Highlights
- China strategically invested $1.558 trillion in FDI over two decades, with $806.8B flowing to the top 10 countries to secure resources, technology access, and infrastructure positioning across the entire supply chain stack.
- Chinese capital mapped three strategic pillars: resource security through Australia/Brazil/Canada; technology and financial access via the US/UK/Germany/Switzerland; and geopolitical positioning through Belt and Road infrastructure investments.
- Supply chains have transformed from efficiency tools into weapons of statecraft, with China controlling 85–90% of rare earth processing while Western nations respond through friend-shoring, CFIUS screening, and domestic industrial policy.
In 2025, Rare Earth Exchanges (REEx) declared the arrival of Great Powers Era 2.0—a world where economic power is exercised through control of supply chains. One key question now: did China anticipate this shift?

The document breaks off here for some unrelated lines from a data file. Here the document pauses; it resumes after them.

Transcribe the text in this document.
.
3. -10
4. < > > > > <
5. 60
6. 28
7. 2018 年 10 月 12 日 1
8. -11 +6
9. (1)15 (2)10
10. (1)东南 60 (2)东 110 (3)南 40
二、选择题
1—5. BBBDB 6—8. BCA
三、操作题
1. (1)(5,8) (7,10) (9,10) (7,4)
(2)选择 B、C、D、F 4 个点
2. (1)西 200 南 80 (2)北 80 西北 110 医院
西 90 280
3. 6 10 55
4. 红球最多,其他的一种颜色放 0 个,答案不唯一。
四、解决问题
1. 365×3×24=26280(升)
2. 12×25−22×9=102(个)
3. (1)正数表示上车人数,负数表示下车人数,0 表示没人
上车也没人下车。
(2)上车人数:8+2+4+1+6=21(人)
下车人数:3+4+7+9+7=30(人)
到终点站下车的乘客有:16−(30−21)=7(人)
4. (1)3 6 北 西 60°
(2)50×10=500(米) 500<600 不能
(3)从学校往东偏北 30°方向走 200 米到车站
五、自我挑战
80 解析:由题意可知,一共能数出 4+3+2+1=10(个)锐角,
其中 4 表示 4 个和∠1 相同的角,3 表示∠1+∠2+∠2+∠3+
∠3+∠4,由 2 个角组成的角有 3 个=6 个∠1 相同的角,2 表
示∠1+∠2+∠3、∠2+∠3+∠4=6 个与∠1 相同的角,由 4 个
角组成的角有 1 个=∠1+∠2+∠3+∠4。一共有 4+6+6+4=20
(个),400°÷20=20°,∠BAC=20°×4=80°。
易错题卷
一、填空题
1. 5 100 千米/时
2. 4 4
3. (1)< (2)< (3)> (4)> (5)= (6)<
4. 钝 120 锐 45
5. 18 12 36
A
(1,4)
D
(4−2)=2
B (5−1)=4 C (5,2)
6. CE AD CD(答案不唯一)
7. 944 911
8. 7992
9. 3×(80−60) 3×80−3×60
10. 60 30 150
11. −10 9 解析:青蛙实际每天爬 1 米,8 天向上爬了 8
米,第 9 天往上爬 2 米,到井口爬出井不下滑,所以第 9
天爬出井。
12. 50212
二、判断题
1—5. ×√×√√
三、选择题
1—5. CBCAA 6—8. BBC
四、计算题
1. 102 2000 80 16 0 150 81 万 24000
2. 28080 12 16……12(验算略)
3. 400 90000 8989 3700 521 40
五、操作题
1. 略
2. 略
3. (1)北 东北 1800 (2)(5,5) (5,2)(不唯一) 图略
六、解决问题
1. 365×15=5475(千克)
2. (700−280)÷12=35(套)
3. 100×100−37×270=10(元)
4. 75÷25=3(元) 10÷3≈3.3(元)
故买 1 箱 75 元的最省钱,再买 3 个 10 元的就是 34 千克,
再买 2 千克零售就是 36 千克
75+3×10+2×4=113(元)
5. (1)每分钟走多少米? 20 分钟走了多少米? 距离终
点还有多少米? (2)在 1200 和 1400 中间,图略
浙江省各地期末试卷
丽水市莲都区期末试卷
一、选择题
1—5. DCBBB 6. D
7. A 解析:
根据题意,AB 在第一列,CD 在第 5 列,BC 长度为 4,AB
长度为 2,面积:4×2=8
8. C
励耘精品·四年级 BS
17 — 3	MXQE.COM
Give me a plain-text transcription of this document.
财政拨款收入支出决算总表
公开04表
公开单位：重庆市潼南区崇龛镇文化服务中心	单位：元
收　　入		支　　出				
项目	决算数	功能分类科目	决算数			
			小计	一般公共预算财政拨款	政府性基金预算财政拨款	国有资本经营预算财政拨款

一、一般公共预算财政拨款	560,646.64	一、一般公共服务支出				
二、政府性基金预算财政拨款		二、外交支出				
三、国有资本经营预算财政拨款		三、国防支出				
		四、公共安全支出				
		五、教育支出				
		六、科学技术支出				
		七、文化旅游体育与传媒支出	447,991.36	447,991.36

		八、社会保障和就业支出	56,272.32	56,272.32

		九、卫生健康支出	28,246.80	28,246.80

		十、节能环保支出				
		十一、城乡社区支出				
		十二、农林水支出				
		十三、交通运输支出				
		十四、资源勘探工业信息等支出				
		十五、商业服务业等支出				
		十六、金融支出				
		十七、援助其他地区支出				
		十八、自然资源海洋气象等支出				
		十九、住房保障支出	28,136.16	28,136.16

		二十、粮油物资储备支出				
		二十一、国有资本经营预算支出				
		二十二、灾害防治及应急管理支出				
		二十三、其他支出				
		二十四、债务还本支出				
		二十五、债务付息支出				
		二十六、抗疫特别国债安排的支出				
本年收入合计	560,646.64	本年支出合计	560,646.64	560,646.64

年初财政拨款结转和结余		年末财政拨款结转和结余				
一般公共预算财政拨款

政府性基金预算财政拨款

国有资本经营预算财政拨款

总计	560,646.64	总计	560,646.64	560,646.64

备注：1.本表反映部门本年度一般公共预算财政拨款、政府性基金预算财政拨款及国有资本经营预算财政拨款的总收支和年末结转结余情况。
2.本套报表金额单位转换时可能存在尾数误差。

*shared by Economic Planning Council via LinkedIn
The data suggests it did—and at scale.
Over the past two decades, China deployed $1.558 trillion in outbound foreign direct investment (FDI) (Visual Capitalist; China Global Investment Tracker, AEI/Heritage Foundation). Of that, $806.8B flowed into the top 10 countries, while another $751.2B spread across the rest of the world, with over 100 additional countries capturing $360.7B. This is not random dispersion—it is structured global positioning.
Where the Capital Went—and Why
The largest destinations—U.S. ($204B), Australia ($108B), UK ($106B), Brazil ($79B), Switzerland ($63B), Canada ($57B), Germany ($56B)—map precisely onto three strategic pillars:
- Resource Security
Australia, Brazil, and Canada anchor long-term access to iron ore, energy, and agricultural systems—inputs that sustain China’s industrial base. - Technology & Financial System Access
The U.S., UK, Germany, and Switzerland provide advanced manufacturing, capital markets, and intellectual property—fuel for moving up the value chain. - Infrastructure & Geopolitical Positioning
Secondary flows into Indonesia ($49B), Kazakhstan ($25B), DRC ($20B), Southeast Asia, and broader Global South corridors align with Belt and Road logistics, processing zones, and industrial expansion.
Capital as Pre-Positioning
This was not passive globalization—it was pre-positioning across the full supply chain stack:
- Upstream → mining and raw materials
- Midstream → refining, separation, logistics (China’s strongest leverage point today)
- Downstream (selective) → technology ecosystems and demand centers
In the Great Powers Era 2.0, this architecture resembles strategic terrain acquisition.
The Inflection Point: Supply Chains as Weapons
That system is now activated:
- The U.S. weaponizes semiconductors and tariffs
- China controls ~85–90% of rare earth processing and magnet supply chains, plus several critical mineral supply chains
- Trade chokepoints (Venezuela, Hormuz, Red Sea) become economic pressure valves and sites for potential militarization
Our premise: Supply chains are no longer efficiency tools—they are instruments of statecraft. Perhaps they always were, but the globalization period after World War 2 prioritized trade liberalization over all other considerations.
The Next Phase: Fragmentation
Western response is reshaping flows:
- CFIUS and EU screening regimes are tightening
- Capital is becoming politically filtered, not purely economic
- Acceleration of friend-shoring and domestic industrial policy
China will adapt:
- More indirect deal structures and proxies
- Deeper push into Global South resource and infrastructure nodes
- Intensified competition for critical minerals and midstream control
- Given unfolding disruptions, tighter ties with former allies, exemplified by the $1 trillion deal with Canada recently, deeper ties into Europe, connectivity with Russia, etc.
Why It Matters
For investors and policymakers, the signal is unmistakable:
Follow the Chinese capital → identify supply chain chokepoints → anticipate future leverage. China did not just invest. It mapped the terrain of the next global contest—and embedded itself within it.